Asian mountain geese
Asian geese are quite unpretentious to harsh conditions. Their resistance to cold allows them to adapt to cold climates
Asian mountain geese, when crossing the Himalayas, rise to great heights. The highest flight of these birds was recorded at an altitude of 10 thousand meters! Geese have complete control over their body temperature, even changing their blood chemistry as needed to adapt to the harsh conditions of icy, thin air.
Jumpers prefer shallow coastal areas, and places where fresh water mixes with salt. And these fish also love muddy puddles in the thicket of tropical forests. For this reason, the first part of the name, muddy, was assigned to the fish. Their habitat perfectly allows them to adapt to the aquatic habitat
Mudskippers are not the most common type of fish, although they belong to rather banal gobies. At low tide, they crawl along the silt, getting their own food, climbing trees on occasion.
In their way of life, mudskippers are much closer to amphibians, and only fins with gills give out fish in them. This species mainly lives in silt, which in turn creates good conditions for the adaptation of fish in the environment.
Microbacteria in “black smokers”
Many creatures live in “black smokers”, and they all adapt perfectly to living conditions. So, for example, at a distance from the mouth of a smoker, where the temperature drops below 40 degrees, plexuses of white tubes of giant (up to 2.5 m) worms with bright scarlet tentacles are visible
The ecosystem of “black smokers” – hydrothermal vents at the bottom of the oceans – cannot but amaze. The water there is saturated with hydrogen sulfide and toxic substances, but life is seething in it like hundreds of millions of years ago.

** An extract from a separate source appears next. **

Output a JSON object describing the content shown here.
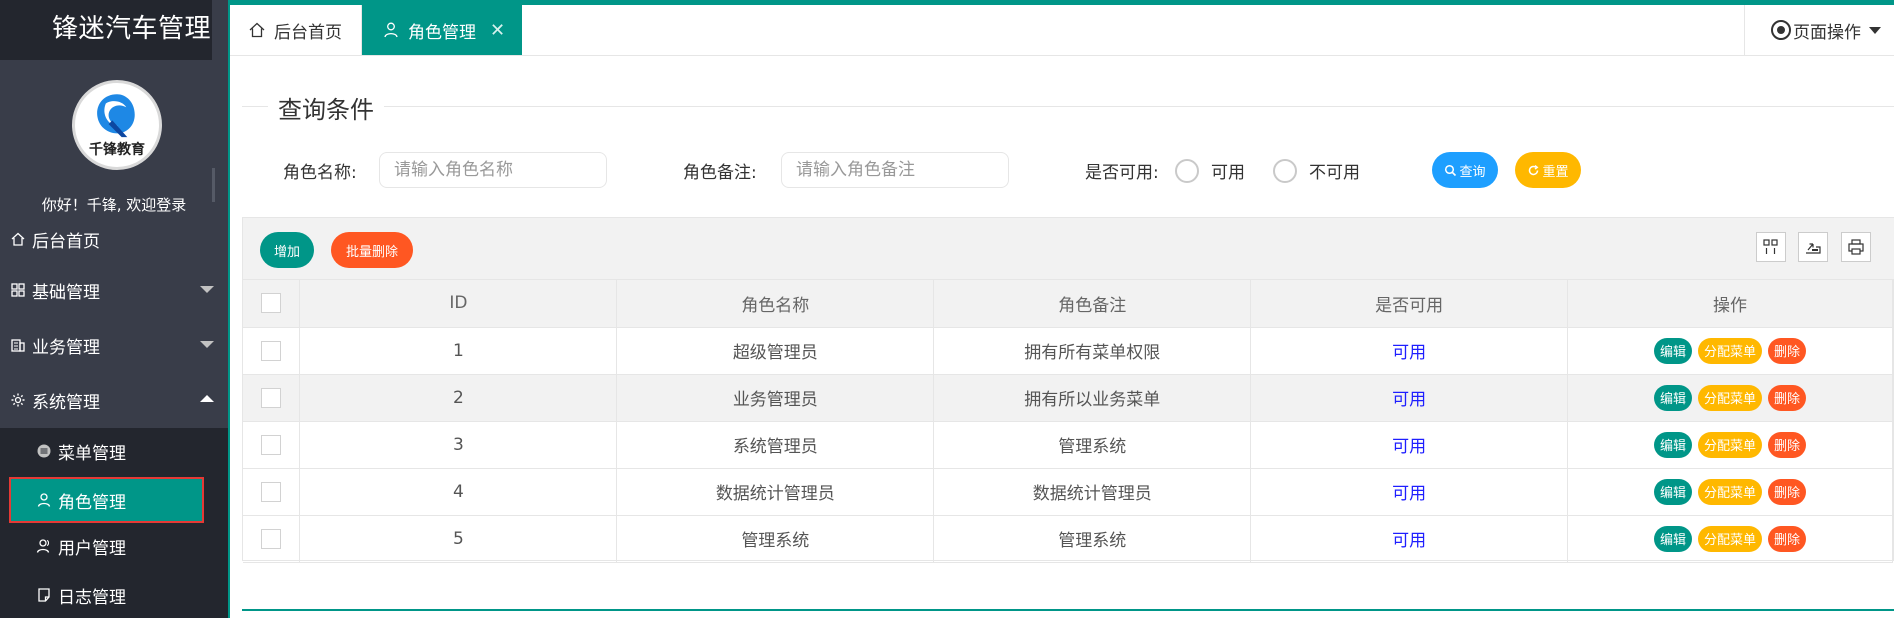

Bacteria that break down sulfur live there, small tubes with tentacles – vestimentifera, which entered into symbiosis with them, mollusks and worms, crabs, octopuses and fish. In such conditions, organisms feel great, because these are ideal conditions for their adaptation to the outside world.
Parrots in Nicaragua
The soldier’s macaw is one species that has adapted perfectly to the climate in Nicaragua
One of the species of parrots in Nicaragua is so settled in the vicinity of the active Masaya volcano (the last eruption was in 2008) that it builds nests right in its crater.
However, how did such a habitat allow parrots to adapt? It is not known how poisonous conditions do not kill desperate birds, but such tactics as a defense against predators work with a bang.